Giovany Aramis "Gio" González (born September 19, 1985) is an American professional baseball pitcher for the Washington Nationals of Major League Baseball. Prior to pitching for the Nationals, he played for the Oakland Athletics. He is of Cuban descent.

Early life

Gonzalez was born in Hialeah, Florida. He attended Hialeah High School in Hialeah, for the first three years of his high school career, where they won two state championships and nearly won a third. After his junior year, he transferred over to Monsignor Edward Pace High School in 2004 where he played with former teammate Chris Marrero.

Playing career

Early years

He was drafted by the Chicago White Sox in the first round of the 2004 Major League Baseball Draft.

In 2005, he was traded to the Philadelphia Phillies along with Aaron Rowand and Daniel Haigwood for slugger Jim Thome.[1] While with the Phillies, Baseball America rated Gonzalez the number-2 prospect in their farm system behind Cole Hamels in 2006.[2]
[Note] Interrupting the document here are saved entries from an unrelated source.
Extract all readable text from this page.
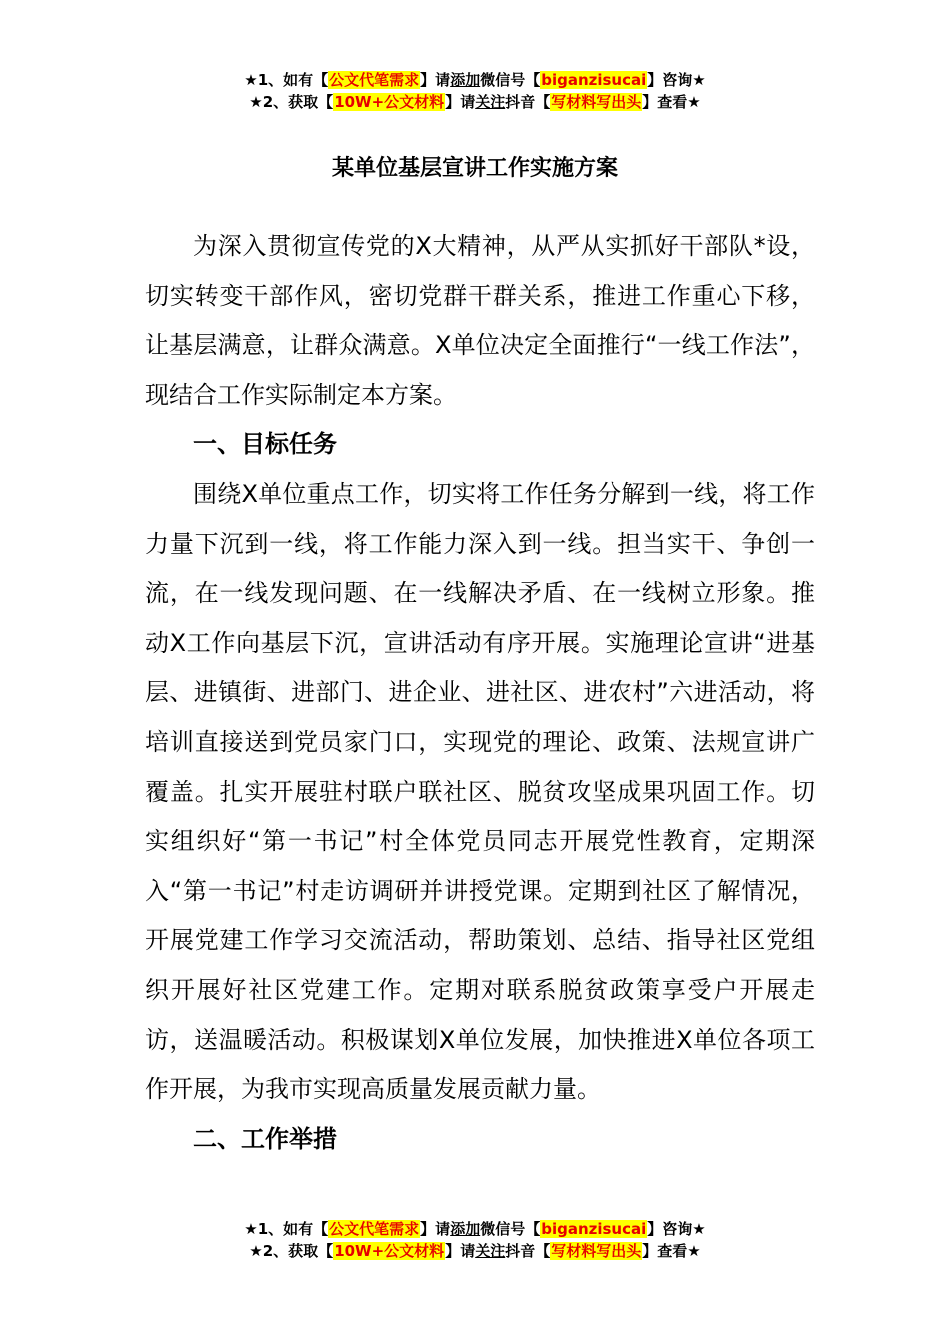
★1、如有【公文代笔需求】请添加微信号【biganzisucai】咨询★
★2、获取【10W+公文材料】请关注抖音【写材料写出头】查看★
某单位基层宣讲工作实施方案

为深入贯彻宣传党的Ⅹ大精神，从严从实抓好干部队*设，切实转变干部作风，密切党群干群关系，推进工作重心下移，让基层满意，让群众满意。X单位决定全面推行“一线工作法”，现结合工作实际制定本方案。

一、目标任务

围绕X单位重点工作，切实将工作任务分解到一线，将工作力量下沉到一线，将工作能力深入到一线。担当实干、争创一流，在一线发现问题、在一线解决矛盾、在一线树立形象。推动X工作向基层下沉，宣讲活动有序开展。实施理论宣讲“进基层、进镇街、进部门、进企业、进社区、进农村”六进活动，将培训直接送到党员家门口，实现党的理论、政策、法规宣讲广覆盖。扎实开展驻村联户联社区、脱贫攻坚成果巩固工作。切实组织好“第一书记”村全体党员同志开展党性教育，定期深入“第一书记”村走访调研并讲授党课。定期到社区了解情况，开展党建工作学习交流活动，帮助策划、总结、指导社区党组织开展好社区党建工作。定期对联系脱贫政策享受户开展走访，送温暖活动。积极谋划X单位发展，加快推进X单位各项工作开展，为我市实现高质量发展贡献力量。

二、工作举措
★1、如有【公文代笔需求】请添加微信号【biganzisucai】咨询★
★2、获取【10W+公文材料】请关注抖音【写材料写出头】查看★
In December 2006 he was traded back to the White Sox along with Gavin Floyd for Freddy García.[3] Gonzalez led the minor leagues with 185 strikeouts in 150 innings in 2007.

Oakland Athletics

Gonzalez during his tenure with the Oakland Athletics in 2011

On January 3, 2008, the White Sox traded Gonzalez along with fellow prospects Ryan Sweeney and Fautino de los Santos for outfielder Nick Swisher to the Oakland Athletics. He was ranked the #1 prospect in the White Sox system at the time of the trade.

Gonzalez was called up to the majors on August 5, 2008, and made his debut on August 6.[4] Following the 2009 spring training camp, he was returned to the Triple-A Sacramento River Cats.[5]
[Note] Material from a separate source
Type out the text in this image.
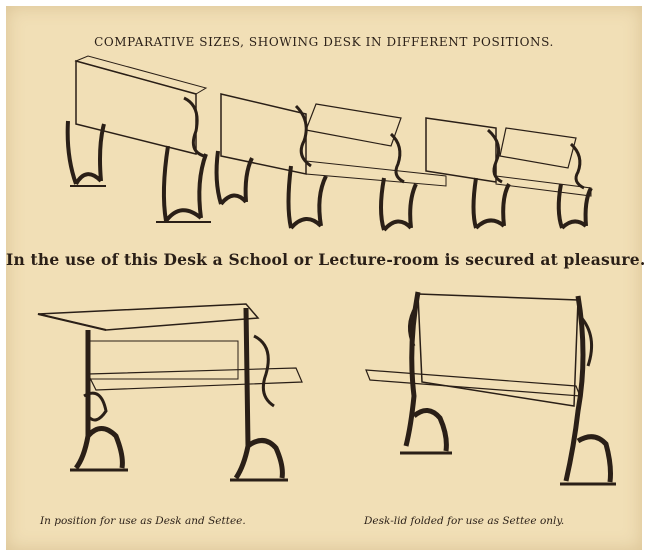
COMPARATIVE SIZES, SHOWING DESK IN DIFFERENT POSITIONS.
In the use of this Desk a School or Lecture-room is secured at pleasure.
In position for use as Desk and Settee.	Desk-lid folded for use as Settee only.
Gonzalez started the 2010 season throwing 6+ innings against the Los Angeles Angels of Anaheim. He allowed 2 runs on 6 hits, striking out 6 and walking 1 in the 10–4 win.

Gonzalez was selected to the 2011 MLB All-Star Game. At the 2011 All-Star Game in Phoenix, Arizona, Gonzalez was called out to the mound with two outs in the bottom of the eighth inning and struck out the only batter he would face, Jay Bruce. On the final day of the 2011 season, Gonzalez threw eleven strikeouts over eight shut-out innings against the Seattle Mariners to secure a career-high 16 wins for the season.

Washington Nationals

On December 23, 2011, Gonzalez was traded with Robert Gilliam to the Washington Nationals for Brad Peacock, Tom Milone, Derek Norris and A. J. Cole.[6] On January 15, 2012 Gonzalez signed a five-year extension worth $42 million through 2016 covering his arbitration-eligible years. The deal also includes club options for 2017 and 2018.[7]
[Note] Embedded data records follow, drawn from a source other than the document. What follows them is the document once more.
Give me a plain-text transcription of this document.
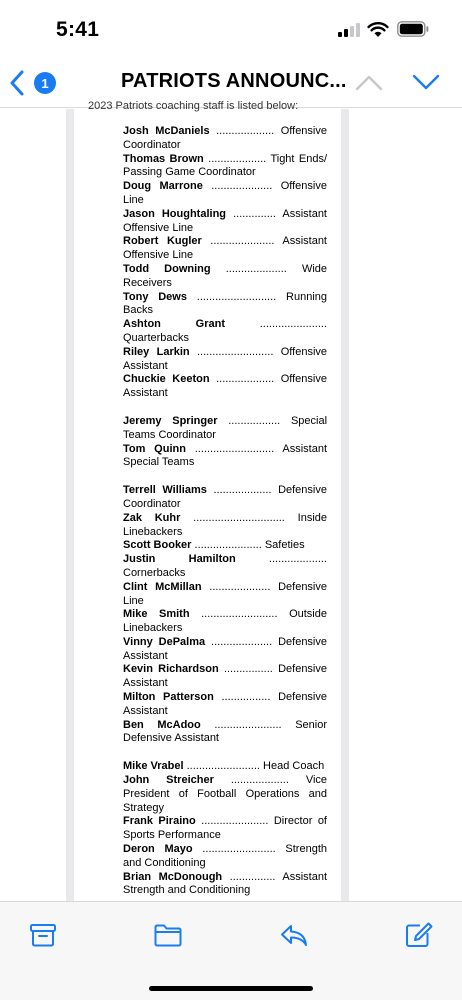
5:41
1	PATRIOTS ANNOUNC...
2023 Patriots coaching staff is listed below:
Josh McDaniels ................... Offensive Coordinator
Thomas Brown ................... Tight Ends/ Passing Game Coordinator
Doug Marrone .................... Offensive Line
Jason Houghtaling .............. Assistant Offensive Line
Robert Kugler ..................... Assistant Offensive Line
Todd Downing .................... Wide Receivers
Tony Dews .......................... Running Backs
Ashton Grant	...................... Quarterbacks
Riley Larkin ......................... Offensive Assistant
Chuckie Keeton ................... Offensive Assistant
Jeremy Springer ................. Special Teams Coordinator
Tom Quinn .......................... Assistant Special Teams
Terrell Williams ................... Defensive Coordinator
Zak Kuhr .............................. Inside Linebackers
Scott Booker ...................... Safeties
Justin Hamilton	................... Cornerbacks
Clint McMillan .................... Defensive Line
Mike Smith ......................... Outside Linebackers
Vinny DePalma .................... Defensive Assistant
Kevin Richardson ................ Defensive Assistant
Milton Patterson ................ Defensive Assistant
Ben McAdoo ...................... Senior Defensive Assistant
Mike Vrabel ........................ Head Coach
John Streicher ................... Vice President of Football Operations and Strategy
Frank Piraino ...................... Director of Sports Performance
Deron Mayo ........................ Strength and Conditioning
Brian McDonough ............... Assistant Strength and Conditioning
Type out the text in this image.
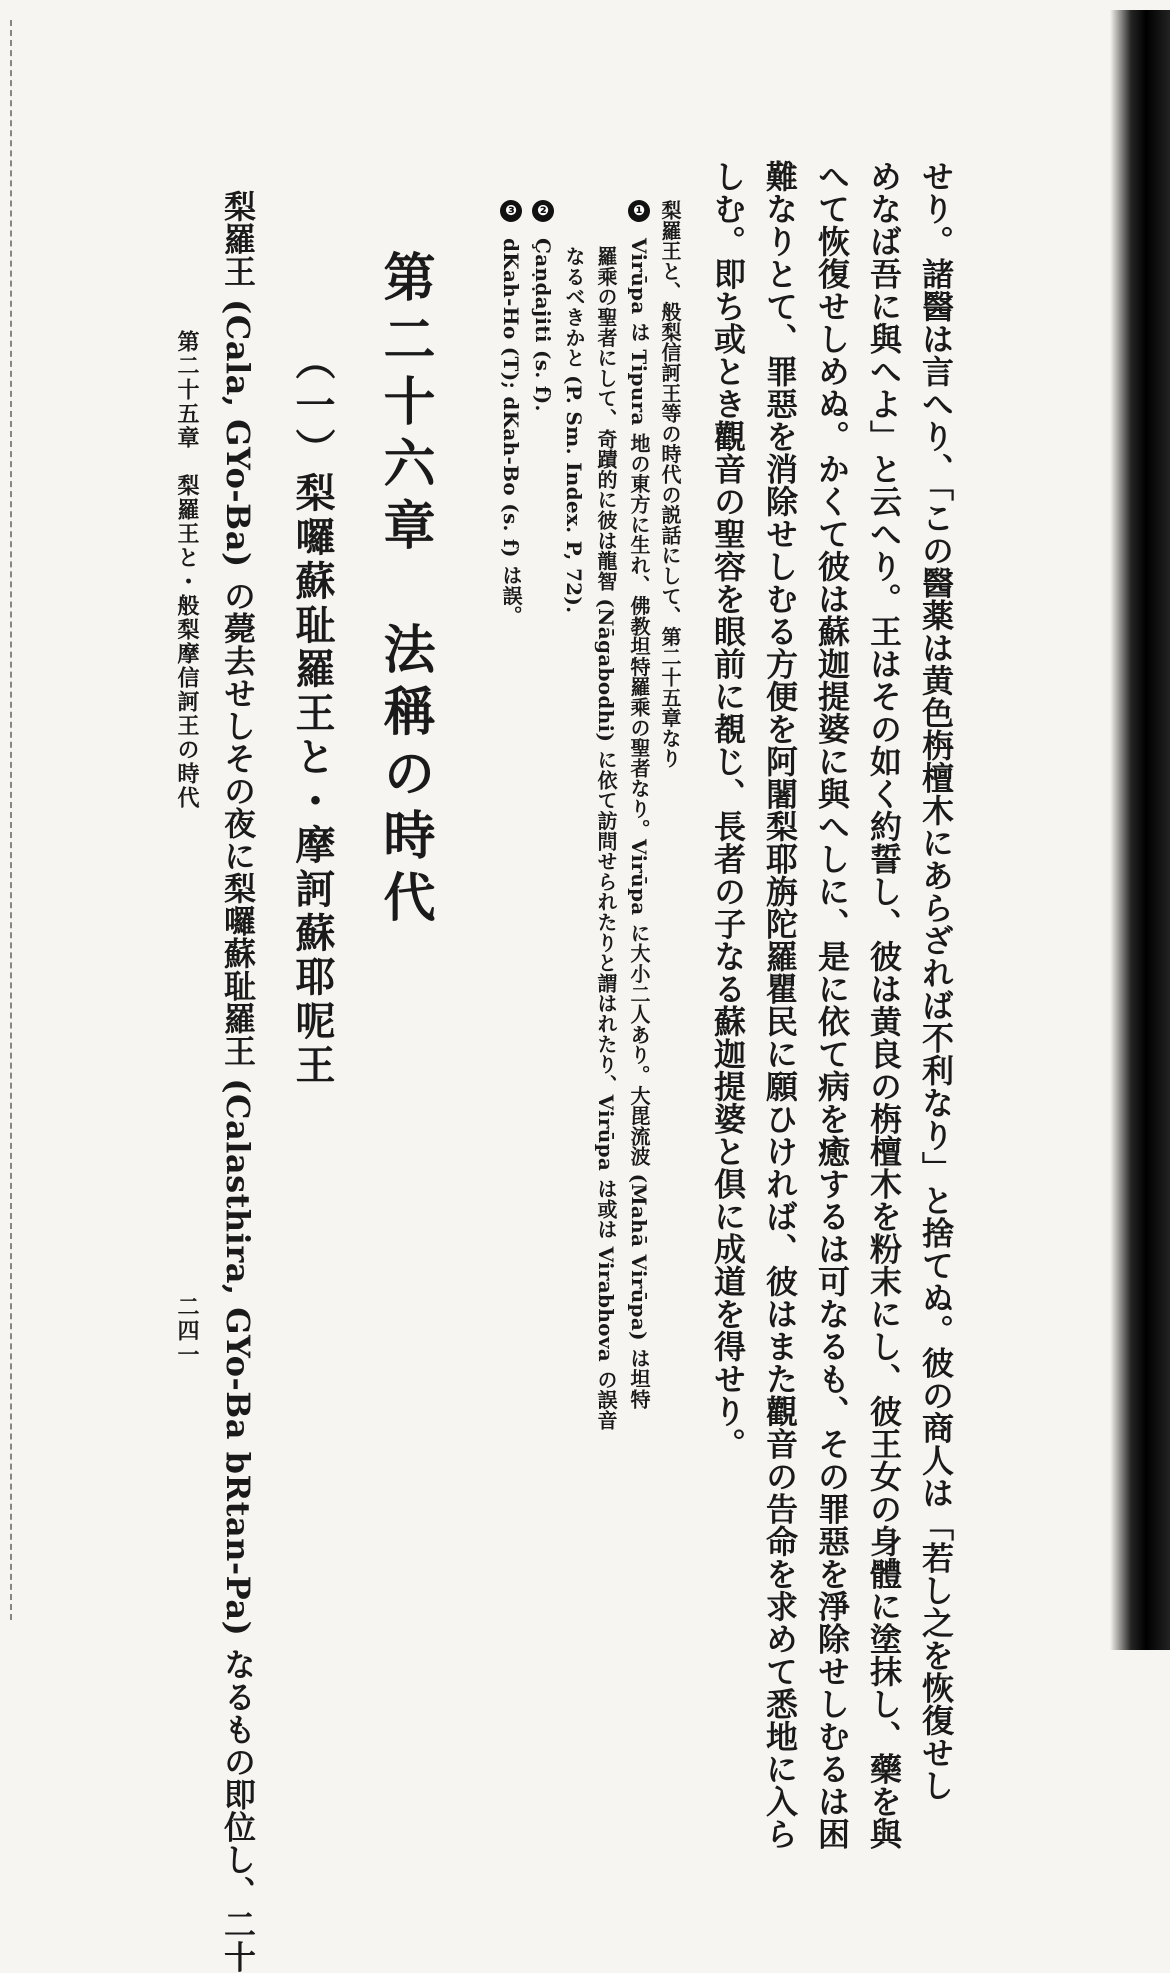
せり。諸醫は言へり、「この醫薬は黄色栴檀木にあらざれば不利なり」と捨てぬ。彼の商人は「若し之を恢復せし
めなば吾に與へよ」と云へり。王はその如く約誓し、彼は黄良の栴檀木を粉末にし、彼王女の身體に塗抹し、藥を與
へて恢復せしめぬ。かくて彼は蘇迦提婆に與へしに、是に依て病を癒するは可なるも、その罪惡を淨除せしむるは困
難なりとて、罪惡を消除せしむる方便を阿闍梨耶旃陀羅瞿民に願ひければ、彼はまた觀音の告命を求めて悉地に入ら
しむ。即ち或とき觀音の聖容を眼前に覩じ、長者の子なる蘇迦提婆と倶に成道を得せり。
梨羅王と、般梨信訶王等の時代の説話にして、第二十五章なり
❶Virūpa は Tipura 地の東方に生れ、佛教坦特羅乘の聖者なり。Virūpa に大小二人あり。大毘流波 (Mahā Virūpa) は坦特
羅乘の聖者にして、奇蹟的に彼は龍智 (Nāgabodhi) に依て訪問せられたりと謂はれたり、Virūpa は或は Virabhova の誤音
なるべきかと (P. Sm. Index. P, 72).
❷Çaṇḍajiti (s. f).
❸dKah-Ho (T); dKah-Bo (s. f) は誤。
第二十六章　法稱の時代
（一）梨囉蘇耻羅王と・摩訶蘇耶呢王
梨羅王 (Cala, GYo-Ba) の薨去せしその夜に梨囉蘇耻羅王 (Calasthira, GYo-Ba bRtan-Pa) なるもの即位し、二十
第二十五章　梨羅王と・般梨摩信訶王の時代
二四一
Gonzalez became the first pitcher since 1918 to have three consecutive appearances in which he finished a start with at least six shutout innings and no more than two hits allowed.[8] Gonzalez set a Nationals record when he pitched 25 consecutive scoreless innings, that ended on April 29, 2012. When the 2012 MLB All-Star Game roster was announced on July 1, Gonzalez found himself on it for the second time in his career.[9] Later that same day, he earned his 11th win on the season after the Nationals topped the Atlanta Braves, 8–4. Gonzalez would earn one more win in his last start before the All-Star break, pushing his record to 12–3 and lowering his ERA to 2.92, and in doing so, was tied for the most number of wins on the first half of the season. His win total tied a Nationals record set in 2005 by Liván Hernández.[10]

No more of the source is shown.